Die Bewegungsblende verbindet zwei Einstellungen einer Szene (und nicht zwei Szenen mit unterschiedlichen Schauplätzen). Sie wird meistens dazu benutzt, am gleichen Schauplatz zwischen zwei Einstellungsgrößen zu wechseln und dabei den Schnitt in einer Bewegung zu verbergen. In der Bewegung der Kamera (z.B. bei einer Begleitfahrt) wird ein Bildelement (wie z.B. ein Baum), das sich zwischen Kamera und Akteur schiebt und den Akteur für ein gewissen Zeitraum komplett abdeckt, als maskierende Stelle genommen, an der ein verdeckter, kaum sichtbarer Schnitt gesetzt werden kann.

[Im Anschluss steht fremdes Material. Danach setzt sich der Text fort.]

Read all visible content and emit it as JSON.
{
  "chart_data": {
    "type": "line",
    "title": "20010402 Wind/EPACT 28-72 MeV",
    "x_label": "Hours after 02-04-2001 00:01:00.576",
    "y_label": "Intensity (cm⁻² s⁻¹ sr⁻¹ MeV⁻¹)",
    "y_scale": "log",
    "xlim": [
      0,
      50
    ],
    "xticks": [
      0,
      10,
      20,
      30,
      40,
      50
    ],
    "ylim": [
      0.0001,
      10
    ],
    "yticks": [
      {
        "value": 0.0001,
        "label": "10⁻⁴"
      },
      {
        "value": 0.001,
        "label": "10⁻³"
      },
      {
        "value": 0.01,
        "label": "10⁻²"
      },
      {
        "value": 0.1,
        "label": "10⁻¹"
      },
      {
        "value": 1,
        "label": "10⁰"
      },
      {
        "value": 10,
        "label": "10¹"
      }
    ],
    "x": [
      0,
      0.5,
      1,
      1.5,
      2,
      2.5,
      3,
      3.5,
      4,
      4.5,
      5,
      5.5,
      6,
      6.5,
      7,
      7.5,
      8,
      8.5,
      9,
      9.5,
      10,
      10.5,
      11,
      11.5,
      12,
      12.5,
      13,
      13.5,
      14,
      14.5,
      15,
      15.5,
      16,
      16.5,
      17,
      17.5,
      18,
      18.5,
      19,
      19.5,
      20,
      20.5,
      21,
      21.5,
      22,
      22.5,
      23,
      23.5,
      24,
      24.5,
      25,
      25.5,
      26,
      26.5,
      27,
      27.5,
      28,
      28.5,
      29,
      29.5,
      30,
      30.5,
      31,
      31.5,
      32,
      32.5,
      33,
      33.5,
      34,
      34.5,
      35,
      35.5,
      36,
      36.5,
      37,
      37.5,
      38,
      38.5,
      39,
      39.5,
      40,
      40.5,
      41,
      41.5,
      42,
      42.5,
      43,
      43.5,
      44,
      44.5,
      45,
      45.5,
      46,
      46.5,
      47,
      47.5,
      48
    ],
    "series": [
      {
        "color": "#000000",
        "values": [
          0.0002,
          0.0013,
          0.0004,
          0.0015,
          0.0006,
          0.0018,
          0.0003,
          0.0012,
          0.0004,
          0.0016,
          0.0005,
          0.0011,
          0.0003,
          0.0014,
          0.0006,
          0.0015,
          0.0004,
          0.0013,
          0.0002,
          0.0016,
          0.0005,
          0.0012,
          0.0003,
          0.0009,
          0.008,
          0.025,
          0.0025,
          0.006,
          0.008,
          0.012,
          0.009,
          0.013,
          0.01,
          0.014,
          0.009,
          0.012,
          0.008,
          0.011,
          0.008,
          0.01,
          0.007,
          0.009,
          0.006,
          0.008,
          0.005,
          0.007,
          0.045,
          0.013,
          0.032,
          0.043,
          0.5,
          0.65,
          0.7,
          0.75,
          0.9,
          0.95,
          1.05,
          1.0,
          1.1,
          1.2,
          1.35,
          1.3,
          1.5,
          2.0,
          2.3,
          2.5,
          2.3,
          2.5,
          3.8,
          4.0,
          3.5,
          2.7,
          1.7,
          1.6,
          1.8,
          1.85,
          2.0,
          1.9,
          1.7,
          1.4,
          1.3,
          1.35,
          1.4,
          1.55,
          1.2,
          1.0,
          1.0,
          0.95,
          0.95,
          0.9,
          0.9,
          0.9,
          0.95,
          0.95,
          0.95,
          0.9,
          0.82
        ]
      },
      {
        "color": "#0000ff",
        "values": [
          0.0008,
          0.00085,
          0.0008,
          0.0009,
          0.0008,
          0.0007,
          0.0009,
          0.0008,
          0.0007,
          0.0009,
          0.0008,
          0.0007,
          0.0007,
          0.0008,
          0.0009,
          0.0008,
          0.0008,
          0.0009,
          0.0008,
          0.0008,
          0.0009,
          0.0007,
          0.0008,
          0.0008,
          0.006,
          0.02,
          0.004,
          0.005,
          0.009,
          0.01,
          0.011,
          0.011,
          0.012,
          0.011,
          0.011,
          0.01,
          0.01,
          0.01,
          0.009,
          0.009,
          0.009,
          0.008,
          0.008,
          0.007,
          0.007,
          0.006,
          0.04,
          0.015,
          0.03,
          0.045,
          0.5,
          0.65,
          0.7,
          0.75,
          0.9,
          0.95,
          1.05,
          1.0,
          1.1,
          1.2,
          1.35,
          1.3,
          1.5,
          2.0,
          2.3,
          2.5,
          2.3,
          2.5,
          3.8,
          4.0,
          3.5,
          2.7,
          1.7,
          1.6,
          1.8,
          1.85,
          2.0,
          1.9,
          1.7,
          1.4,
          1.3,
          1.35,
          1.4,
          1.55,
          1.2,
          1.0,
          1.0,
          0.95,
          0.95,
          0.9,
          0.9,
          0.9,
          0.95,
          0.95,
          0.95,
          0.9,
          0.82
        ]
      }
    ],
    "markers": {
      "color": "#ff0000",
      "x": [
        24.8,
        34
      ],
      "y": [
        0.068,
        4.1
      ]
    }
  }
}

Die Einstellung wird darum in den beiden Einstellungsgrößen aufgenommen, die man haben will (z.B. eine relativ weite Aufnahme des Akteurs vs. eine Halbnahe) und an dem Punkt, an dem der Akteur durch das Objekt verdeckt wird, zu einer synthetischen Einstellung zusammengefügt. Zum Glätten des Übergangs kann man eine kurze Überblendung benutzen.